Not everything needs to be done to maximum scale. We can afford some losses. And while dying on strange hills is not at all the only reason this project has had some rough goings, if the goings must stay rough I hope for this to be why.6
Other major factors I’m aware of: (1) I tend to publish after the attention window has closed on a given story (somewhat unavoidable with my ADHD, how long some pieces take, and my need to prioritize my day work, if definitely still annoying for readers—sorry!), (2) some pieces are on unsexy topics, like mass arbitration policies, that just aren’t that widely interesting, (3) many pieces are super long (I mostly include TLDR summaries now), (4) some people find my tone over-much (fair enough! I do need to rein in my frustration more).
I sometimes stumble upon some thread discussing a piece I wrote, where the criticism follows the lines discussed above. Lots of “bootlicker” and colorful sister thoughts. But this is almost never paired with attempts to dispute any of its claims. The intent doesn’t seem to be arguing that my story was wrong per se, but only that no one could have had a positive motivation to have written it. The specifics are less the point to them than the premise.
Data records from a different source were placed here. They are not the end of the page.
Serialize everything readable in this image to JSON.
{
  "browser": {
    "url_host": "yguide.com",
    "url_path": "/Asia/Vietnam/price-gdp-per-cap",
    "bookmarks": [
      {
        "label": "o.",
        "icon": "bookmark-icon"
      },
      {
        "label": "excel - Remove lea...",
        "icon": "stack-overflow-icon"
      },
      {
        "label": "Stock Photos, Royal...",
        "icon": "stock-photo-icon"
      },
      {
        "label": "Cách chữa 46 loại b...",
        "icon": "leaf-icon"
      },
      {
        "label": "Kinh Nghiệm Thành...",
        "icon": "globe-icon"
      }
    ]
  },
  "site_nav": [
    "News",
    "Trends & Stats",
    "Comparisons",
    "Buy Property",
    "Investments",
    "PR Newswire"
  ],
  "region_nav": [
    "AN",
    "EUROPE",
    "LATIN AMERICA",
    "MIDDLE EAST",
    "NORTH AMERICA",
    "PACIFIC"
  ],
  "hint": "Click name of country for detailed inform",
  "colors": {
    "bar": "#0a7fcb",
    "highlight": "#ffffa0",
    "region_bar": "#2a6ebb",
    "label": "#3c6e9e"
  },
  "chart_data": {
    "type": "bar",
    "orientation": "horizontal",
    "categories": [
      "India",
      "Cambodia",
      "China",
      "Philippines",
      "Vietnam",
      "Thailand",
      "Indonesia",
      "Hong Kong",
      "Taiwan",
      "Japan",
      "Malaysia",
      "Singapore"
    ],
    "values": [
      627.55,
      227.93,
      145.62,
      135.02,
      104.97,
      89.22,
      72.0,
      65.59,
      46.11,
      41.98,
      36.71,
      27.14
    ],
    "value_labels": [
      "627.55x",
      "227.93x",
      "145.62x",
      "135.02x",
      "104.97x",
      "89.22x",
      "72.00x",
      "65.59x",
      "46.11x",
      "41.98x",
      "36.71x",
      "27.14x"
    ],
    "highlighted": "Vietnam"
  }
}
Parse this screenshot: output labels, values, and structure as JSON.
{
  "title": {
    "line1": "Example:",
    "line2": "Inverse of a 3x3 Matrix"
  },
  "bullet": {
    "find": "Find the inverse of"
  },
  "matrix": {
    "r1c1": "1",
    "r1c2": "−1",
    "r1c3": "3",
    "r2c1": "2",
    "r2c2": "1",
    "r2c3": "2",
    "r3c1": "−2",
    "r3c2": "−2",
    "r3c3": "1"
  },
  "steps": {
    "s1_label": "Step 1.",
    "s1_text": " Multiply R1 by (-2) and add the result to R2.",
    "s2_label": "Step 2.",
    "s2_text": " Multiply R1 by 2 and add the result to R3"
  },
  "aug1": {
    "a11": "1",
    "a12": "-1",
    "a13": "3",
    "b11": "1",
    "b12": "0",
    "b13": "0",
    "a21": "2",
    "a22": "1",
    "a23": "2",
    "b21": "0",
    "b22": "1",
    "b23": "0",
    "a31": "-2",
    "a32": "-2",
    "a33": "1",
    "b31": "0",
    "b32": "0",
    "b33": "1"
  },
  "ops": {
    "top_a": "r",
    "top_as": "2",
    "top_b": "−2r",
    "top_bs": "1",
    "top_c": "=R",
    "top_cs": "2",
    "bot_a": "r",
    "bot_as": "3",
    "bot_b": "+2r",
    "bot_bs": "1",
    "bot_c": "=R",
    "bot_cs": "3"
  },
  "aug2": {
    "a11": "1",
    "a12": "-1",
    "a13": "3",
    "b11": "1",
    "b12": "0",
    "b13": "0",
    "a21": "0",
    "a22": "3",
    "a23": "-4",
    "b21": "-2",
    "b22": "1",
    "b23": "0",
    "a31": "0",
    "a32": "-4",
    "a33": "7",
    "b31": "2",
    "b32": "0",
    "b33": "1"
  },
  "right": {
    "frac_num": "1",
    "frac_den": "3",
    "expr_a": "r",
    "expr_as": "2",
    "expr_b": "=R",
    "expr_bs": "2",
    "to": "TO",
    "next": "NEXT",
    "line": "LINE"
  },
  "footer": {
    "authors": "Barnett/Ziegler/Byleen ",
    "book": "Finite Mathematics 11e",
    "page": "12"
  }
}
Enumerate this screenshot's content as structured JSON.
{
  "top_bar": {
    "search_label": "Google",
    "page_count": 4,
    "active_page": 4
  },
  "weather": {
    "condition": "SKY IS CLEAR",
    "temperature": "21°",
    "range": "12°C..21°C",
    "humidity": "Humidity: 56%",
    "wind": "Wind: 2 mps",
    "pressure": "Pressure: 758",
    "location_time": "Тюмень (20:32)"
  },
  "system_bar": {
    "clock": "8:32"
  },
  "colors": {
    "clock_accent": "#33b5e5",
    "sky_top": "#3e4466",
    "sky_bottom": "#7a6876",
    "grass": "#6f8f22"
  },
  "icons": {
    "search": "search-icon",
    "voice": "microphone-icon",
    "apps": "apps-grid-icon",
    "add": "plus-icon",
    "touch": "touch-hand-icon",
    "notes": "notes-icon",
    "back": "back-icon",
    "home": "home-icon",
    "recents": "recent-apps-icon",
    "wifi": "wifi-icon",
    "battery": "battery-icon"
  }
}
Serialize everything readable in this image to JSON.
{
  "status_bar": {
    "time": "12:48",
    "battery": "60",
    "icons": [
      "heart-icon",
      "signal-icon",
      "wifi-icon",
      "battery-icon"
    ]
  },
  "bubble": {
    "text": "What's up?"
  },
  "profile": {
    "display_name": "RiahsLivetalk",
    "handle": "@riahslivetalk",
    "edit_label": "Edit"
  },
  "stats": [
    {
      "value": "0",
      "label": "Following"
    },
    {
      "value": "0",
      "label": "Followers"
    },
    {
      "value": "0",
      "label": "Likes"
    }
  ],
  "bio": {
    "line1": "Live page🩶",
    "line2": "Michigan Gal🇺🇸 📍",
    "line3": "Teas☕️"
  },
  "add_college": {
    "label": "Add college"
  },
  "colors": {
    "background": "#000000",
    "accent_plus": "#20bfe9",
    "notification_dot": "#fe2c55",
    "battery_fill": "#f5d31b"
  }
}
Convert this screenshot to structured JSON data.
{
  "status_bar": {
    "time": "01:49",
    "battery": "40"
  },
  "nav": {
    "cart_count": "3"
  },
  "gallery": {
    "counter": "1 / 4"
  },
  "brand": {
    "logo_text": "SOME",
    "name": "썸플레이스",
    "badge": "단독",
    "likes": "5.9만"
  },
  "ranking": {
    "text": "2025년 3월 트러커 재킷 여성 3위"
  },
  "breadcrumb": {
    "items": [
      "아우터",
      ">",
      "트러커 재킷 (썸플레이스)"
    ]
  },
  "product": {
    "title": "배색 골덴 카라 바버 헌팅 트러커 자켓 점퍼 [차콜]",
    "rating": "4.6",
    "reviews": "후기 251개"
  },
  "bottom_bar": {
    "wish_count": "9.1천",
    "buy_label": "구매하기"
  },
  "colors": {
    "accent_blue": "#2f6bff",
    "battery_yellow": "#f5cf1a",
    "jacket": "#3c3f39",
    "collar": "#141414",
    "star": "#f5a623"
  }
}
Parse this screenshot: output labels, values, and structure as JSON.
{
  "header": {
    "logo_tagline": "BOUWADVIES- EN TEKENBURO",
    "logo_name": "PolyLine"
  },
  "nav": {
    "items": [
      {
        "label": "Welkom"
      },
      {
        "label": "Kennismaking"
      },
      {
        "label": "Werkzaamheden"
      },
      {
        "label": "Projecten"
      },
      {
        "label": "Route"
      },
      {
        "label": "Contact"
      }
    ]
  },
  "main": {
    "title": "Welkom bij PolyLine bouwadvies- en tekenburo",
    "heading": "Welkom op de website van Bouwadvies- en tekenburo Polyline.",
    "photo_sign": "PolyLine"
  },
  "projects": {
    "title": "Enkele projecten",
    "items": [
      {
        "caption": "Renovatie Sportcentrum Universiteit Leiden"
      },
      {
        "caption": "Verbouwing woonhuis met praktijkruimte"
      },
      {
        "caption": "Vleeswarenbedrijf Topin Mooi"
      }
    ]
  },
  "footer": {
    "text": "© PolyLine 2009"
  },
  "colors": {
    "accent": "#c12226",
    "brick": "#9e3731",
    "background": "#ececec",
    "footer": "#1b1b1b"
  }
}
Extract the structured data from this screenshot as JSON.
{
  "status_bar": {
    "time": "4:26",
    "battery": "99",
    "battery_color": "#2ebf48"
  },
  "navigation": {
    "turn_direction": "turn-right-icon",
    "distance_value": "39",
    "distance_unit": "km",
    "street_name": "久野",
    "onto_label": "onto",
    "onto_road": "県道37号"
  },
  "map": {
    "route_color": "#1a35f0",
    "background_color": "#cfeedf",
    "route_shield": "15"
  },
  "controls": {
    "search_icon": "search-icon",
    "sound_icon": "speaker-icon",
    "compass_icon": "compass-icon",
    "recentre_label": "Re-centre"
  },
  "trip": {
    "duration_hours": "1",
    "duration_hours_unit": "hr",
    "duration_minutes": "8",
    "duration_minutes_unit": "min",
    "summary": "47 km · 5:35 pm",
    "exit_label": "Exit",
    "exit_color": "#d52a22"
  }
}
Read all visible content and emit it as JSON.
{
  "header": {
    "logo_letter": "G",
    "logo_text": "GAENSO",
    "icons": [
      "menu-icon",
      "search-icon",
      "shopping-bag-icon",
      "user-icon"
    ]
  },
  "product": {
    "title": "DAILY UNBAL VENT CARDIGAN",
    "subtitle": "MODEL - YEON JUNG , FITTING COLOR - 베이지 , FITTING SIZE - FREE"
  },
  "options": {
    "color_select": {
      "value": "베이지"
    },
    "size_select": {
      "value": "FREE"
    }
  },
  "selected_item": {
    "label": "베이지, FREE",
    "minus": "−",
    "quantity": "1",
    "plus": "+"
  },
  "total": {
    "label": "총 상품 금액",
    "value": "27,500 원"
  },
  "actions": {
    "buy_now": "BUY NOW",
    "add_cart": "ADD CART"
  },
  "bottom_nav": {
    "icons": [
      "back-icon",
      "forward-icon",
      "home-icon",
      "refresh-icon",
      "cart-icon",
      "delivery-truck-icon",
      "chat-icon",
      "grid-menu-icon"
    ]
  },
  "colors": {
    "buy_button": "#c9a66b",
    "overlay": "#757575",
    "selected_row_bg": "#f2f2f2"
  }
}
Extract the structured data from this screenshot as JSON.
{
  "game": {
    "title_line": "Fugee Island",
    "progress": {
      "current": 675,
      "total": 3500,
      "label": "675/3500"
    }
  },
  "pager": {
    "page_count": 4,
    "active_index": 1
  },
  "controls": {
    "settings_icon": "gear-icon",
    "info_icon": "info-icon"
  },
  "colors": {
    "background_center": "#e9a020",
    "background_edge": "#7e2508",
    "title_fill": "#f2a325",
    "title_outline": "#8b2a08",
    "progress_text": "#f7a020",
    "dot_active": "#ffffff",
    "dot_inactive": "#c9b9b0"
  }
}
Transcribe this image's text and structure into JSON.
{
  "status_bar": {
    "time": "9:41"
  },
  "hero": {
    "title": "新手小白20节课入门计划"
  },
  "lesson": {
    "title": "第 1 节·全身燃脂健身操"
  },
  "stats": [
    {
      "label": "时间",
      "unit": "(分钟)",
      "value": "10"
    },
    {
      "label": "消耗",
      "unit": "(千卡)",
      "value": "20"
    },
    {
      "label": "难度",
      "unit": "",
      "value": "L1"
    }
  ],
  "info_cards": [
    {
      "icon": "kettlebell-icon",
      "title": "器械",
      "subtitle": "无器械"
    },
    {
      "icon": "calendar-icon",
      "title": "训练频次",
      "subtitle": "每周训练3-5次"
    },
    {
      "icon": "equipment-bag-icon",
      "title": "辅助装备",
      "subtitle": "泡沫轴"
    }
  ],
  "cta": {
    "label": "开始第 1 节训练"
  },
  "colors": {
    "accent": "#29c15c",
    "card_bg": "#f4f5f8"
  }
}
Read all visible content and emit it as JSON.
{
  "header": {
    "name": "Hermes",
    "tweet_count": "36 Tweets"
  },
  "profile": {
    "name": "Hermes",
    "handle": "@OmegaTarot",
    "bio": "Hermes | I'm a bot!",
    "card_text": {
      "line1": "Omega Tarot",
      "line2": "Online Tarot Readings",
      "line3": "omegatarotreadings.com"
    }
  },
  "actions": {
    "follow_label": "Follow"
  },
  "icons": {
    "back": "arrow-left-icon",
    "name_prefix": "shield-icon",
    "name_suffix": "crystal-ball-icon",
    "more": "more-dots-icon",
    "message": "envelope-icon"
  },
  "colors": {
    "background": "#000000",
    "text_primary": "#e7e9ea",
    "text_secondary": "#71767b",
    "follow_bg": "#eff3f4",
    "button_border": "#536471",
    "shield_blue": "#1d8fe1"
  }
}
I’ve only ever signed two clients that I’d written about prior. But one I’d only written about once, in a little-seen Quora post, and it turns out that it wasn’t even relevant to why they’d reached out. The other was Quora itself, where I’d written heaps of things, only a few about Quora, and with a mix of appreciation and criticism.
Perhaps also unintuitively, this is often more true for internal comms than external. Sometimes eg. a product is misunderstood, but this is a bit less common in my experience than “we have people rowing in different directions and need more alignment”. That’s messier to get into, and also risks more unpopularity. But my sense is that companies that own and address these perception issues head on tend to outperform those that don’t.
The monetized newsletter model is great here, as it allows writers to make a healthy income without ever needing to resort to hot takes or opinions on stuff outside their core niche. But it’s easier for a single writer to resist the urge there than it is for a newspaper with lots of reporters, if still not at all easy. All credit to those who do this well!
I never just look for contrarian takes. The consensus is often right! But it’s not always right, and the day I stop posting about the exceptions I find is the day I need to walk away.
Anyone can throw chum in the water and attract fish. Speaking truth is its own reward.
I specifically try to read and view things that makes me uncomfortable. Not all the time, that would be exhausting, but as often as I can. However, I filter on an different criteria: Do the statements come with any kind of explanation? If you tell me "facts" I might try to store them under "X thinks this", but will have a really hard time recalling it later. If you tell me "because of this, then that" I can retrieve it later with much greater success. The real breakthrough for me was to not feel any urge to decide if what I hear is likely to be true. I save that only for when I absolutely have to. It saves me from hours of fruitless debates and frustration. This might be a useless attitude for an activist, but I am old with precious little time left and have acquired enough experience to believe that any real contribution to a better world I can offer at this stage in life is simply and honestly to use the word "why?"